Public Policy Editor

A fresh attack on social security fraud was announced yesterday by Peter Lilley, Secretary of State for Social Security, as he published new evidence suggesting that one in ten claims for income support is fraudulent.

While "the vast majority" of people claiming were honest and entitled to their benefit, fraud in income support and unemployment benefit alone was costing the taxpayer pounds 1.4bn a year, Mr Lilley said.

People working while claiming benefit were the biggest single illegality, costing pounds 560m a year, while people claiming they were single while living as couples accounted for another pounds 450m, the study found.

Most fraud was committed by people pretending to be lone parents - 18 per cent of lone parent claims were fraudulent - or pretending to be unemployed. Eleven per cent of claims by the unemployed proved fraudulent. Just 4 per cent of claims by pensioners were false.

The figures are extrapolated from cross-checks and interviews on 6,000 cases that were conducted without warning by benefit staff. The study threw up under-payments of pounds 123m by the Benefits Agency, as well as fraud and over-payment.

The study was published as Mr Lilley announced a five-year strategy aimed at lopping almost pounds 1bn a year from the pounds 90bn social security budget by deterring rather than detecting fraud. Savings over the first three years should total pounds 2bn, he said.

The measures include computerised benefit payment cards; bar codes to detect stolen order books; a computer database linking all 20,000 post offices aimed at eliminating a pounds 150m loss through stolen order books and Giros; stronger identity checks; a million extra checks including 300,000 more home visits to new and repeat claimants - a system the Government axed in a civil service economy drive during the 1980s.

A programme to remove 10 million "live", but unused, national insurance numbers which social security staff can themselves use for fraud is also to be launched, and social security and housing benefit computers are to undergo a pounds 50m improvement scheme.

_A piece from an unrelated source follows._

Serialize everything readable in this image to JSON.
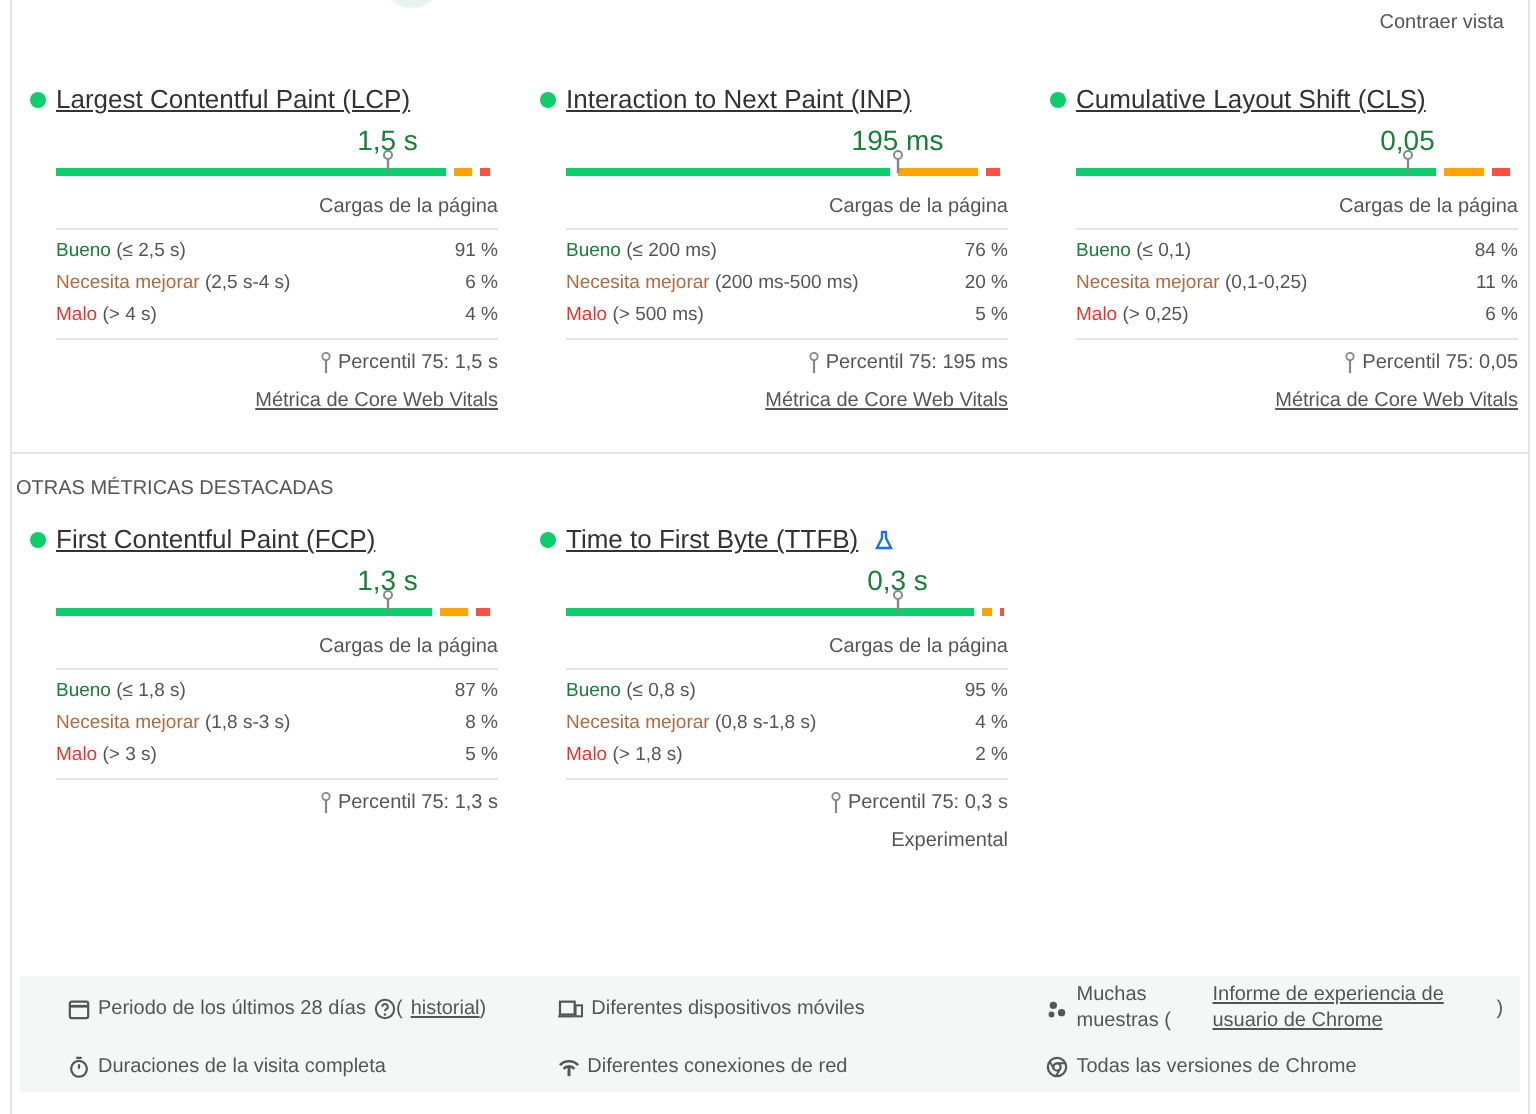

The new strategy was "a quantum leap from detection to preventing and deterring fraud", Mr Lilley claimed. "My aspiration is to wipe out fraud altogether." Until publication of yesterday's figures, "our efforts have been hampered by ignorance of how much fraud there is and what kinds", Mr Lilley said. At an estimated pounds 1.4bn, fraud was costing more than grants and loans to all students in England. The money saved could be used to cut taxes or help those in need.

Donald Dewar, Labour's social security spokesman, was careful not to attack the initiative, arguing instead that it was "remarkable" that it had taken the Tories 16 years to launch a systematic study of fraud. He said Mr Lilley "should blush as he now describes home visits - which his government has cut year by year - as the front-line weapon against fraud".

Sally Witcher, director of the Child Poverty Action Group, said: "We don't condone fraud, but we are concerned that the clampdown will be very intrusive. This will hit many people who are not getting the benefit to which they are entitled." Before using the savings for tax cuts, the Government should make benefits adequate, she said.